Sutton Vesey is one of the 69 electoral wards in Birmingham, England.

Sutton Vesey is one of the four wards that make up the Parliamentary Constituency and council constituency of Sutton Coldfield. The ward lies to the south of Sutton Coldfield town centre and Sutton Park and includes the neighbourhoods of Boldmere, Banners Gate and parts of New Oscott and Wylde Green. It covers an area of 2.48 sqmi.

The area is served by Boldmere Library.

==Population==
According to the 2001 Population Census there were 22,879 people living in 9,391 households in Sutton Vesey. 6.5% (1,483) of the ward's population consists of ethnic minorities compared with 29.6% for Birmingham in general. The population at the 2011 Census had increased to 23,360 in 9,635 households at the 2011 Census.

==Politics==
The two councillors presently representing Sutton Vesey on Birmingham City Council are John Cooper (Local Campaigner and Conservative Party) and Anja Pawson (Conservative).

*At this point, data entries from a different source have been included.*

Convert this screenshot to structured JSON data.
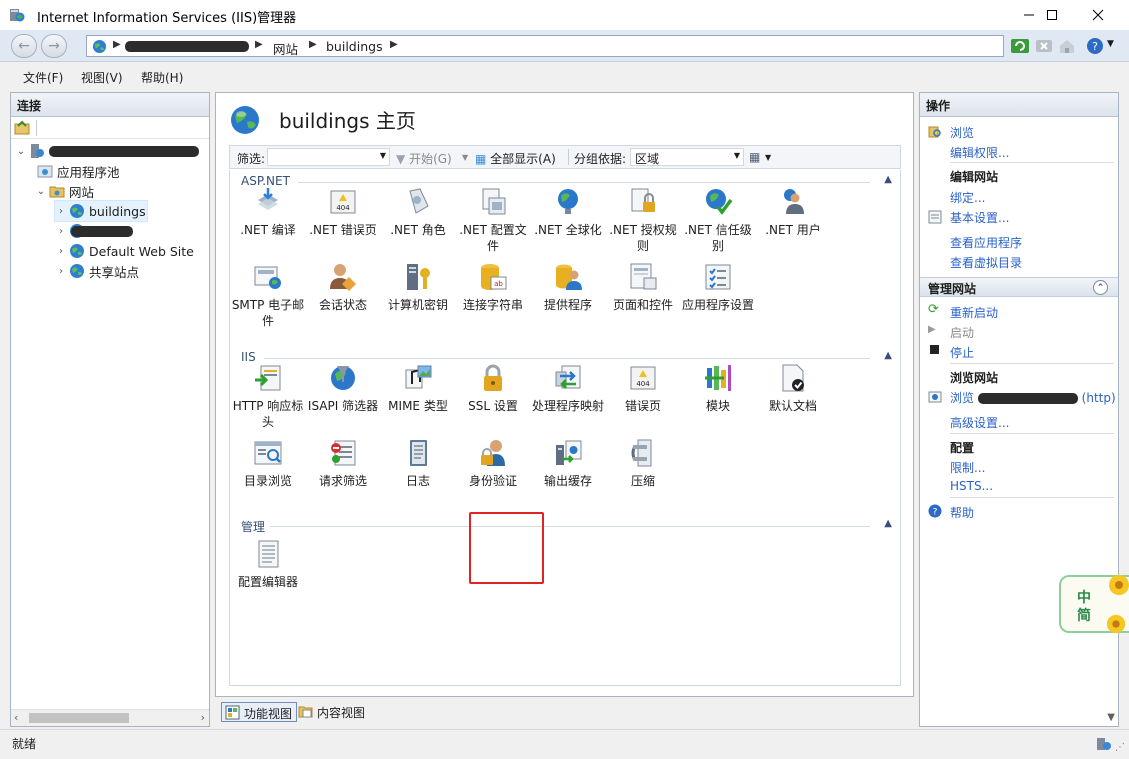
{
  "window": {
    "title": "Internet Information Services (IIS)管理器"
  },
  "address": {
    "seg_site": "网站",
    "seg_page": "buildings"
  },
  "menu": [
    "文件(F)",
    "视图(V)",
    "帮助(H)"
  ],
  "connections": {
    "header": "连接",
    "tree": {
      "app_pools": "应用程序池",
      "sites": "网站",
      "buildings": "buildings",
      "default_site": "Default Web Site",
      "shared_site": "共享站点"
    }
  },
  "main": {
    "title": "buildings 主页",
    "filter_label": "筛选:",
    "start_label": "开始(G)",
    "show_all_label": "全部显示(A)",
    "group_by_label": "分组依据:",
    "group_by_value": "区域",
    "groups": {
      "aspnet": "ASP.NET",
      "iis": "IIS",
      "manage": "管理"
    },
    "features": {
      "net_compile": ".NET 编译",
      "net_error": ".NET 错误页",
      "net_roles": ".NET 角色",
      "net_config": ".NET 配置文件",
      "net_global": ".NET 全球化",
      "net_authz": ".NET 授权规则",
      "net_trust": ".NET 信任级别",
      "net_users": ".NET 用户",
      "smtp": "SMTP 电子邮件",
      "session": "会话状态",
      "machine_key": "计算机密钥",
      "conn_strings": "连接字符串",
      "providers": "提供程序",
      "pages_controls": "页面和控件",
      "app_settings": "应用程序设置",
      "http_headers": "HTTP 响应标头",
      "isapi": "ISAPI 筛选器",
      "mime": "MIME 类型",
      "ssl": "SSL 设置",
      "handlers": "处理程序映射",
      "error_pages": "错误页",
      "modules": "模块",
      "default_doc": "默认文档",
      "dir_browse": "目录浏览",
      "req_filter": "请求筛选",
      "logging": "日志",
      "auth": "身份验证",
      "output_cache": "输出缓存",
      "compression": "压缩",
      "config_editor": "配置编辑器"
    }
  },
  "views": {
    "features": "功能视图",
    "content": "内容视图"
  },
  "actions": {
    "header": "操作",
    "browse": "浏览",
    "edit_perms": "编辑权限...",
    "edit_site": "编辑网站",
    "bindings": "绑定...",
    "basic_settings": "基本设置...",
    "view_apps": "查看应用程序",
    "view_vdirs": "查看虚拟目录",
    "manage_site": "管理网站",
    "restart": "重新启动",
    "start": "启动",
    "stop": "停止",
    "browse_site": "浏览网站",
    "browse_prefix": "浏览",
    "browse_suffix": "(http)",
    "advanced": "高级设置...",
    "config": "配置",
    "limits": "限制...",
    "hsts": "HSTS...",
    "help": "帮助"
  },
  "ime": {
    "line1": "中",
    "line2": "简"
  },
  "status": {
    "text": "就绪"
  },
  "colors": {
    "link": "#2a62c9",
    "highlight": "#e02424"
  }
}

Sutton Vesey has adopted a Ward Support Officer. Further details of advice bureaux and the councillors can be found on the Sutton Vesey page of the council website.

==Etymology==
It is named after John Vesey, Bishop of Exeter who opened up Sutton Park and founded Bishop Vesey's Grammar School in Sutton Coldfield.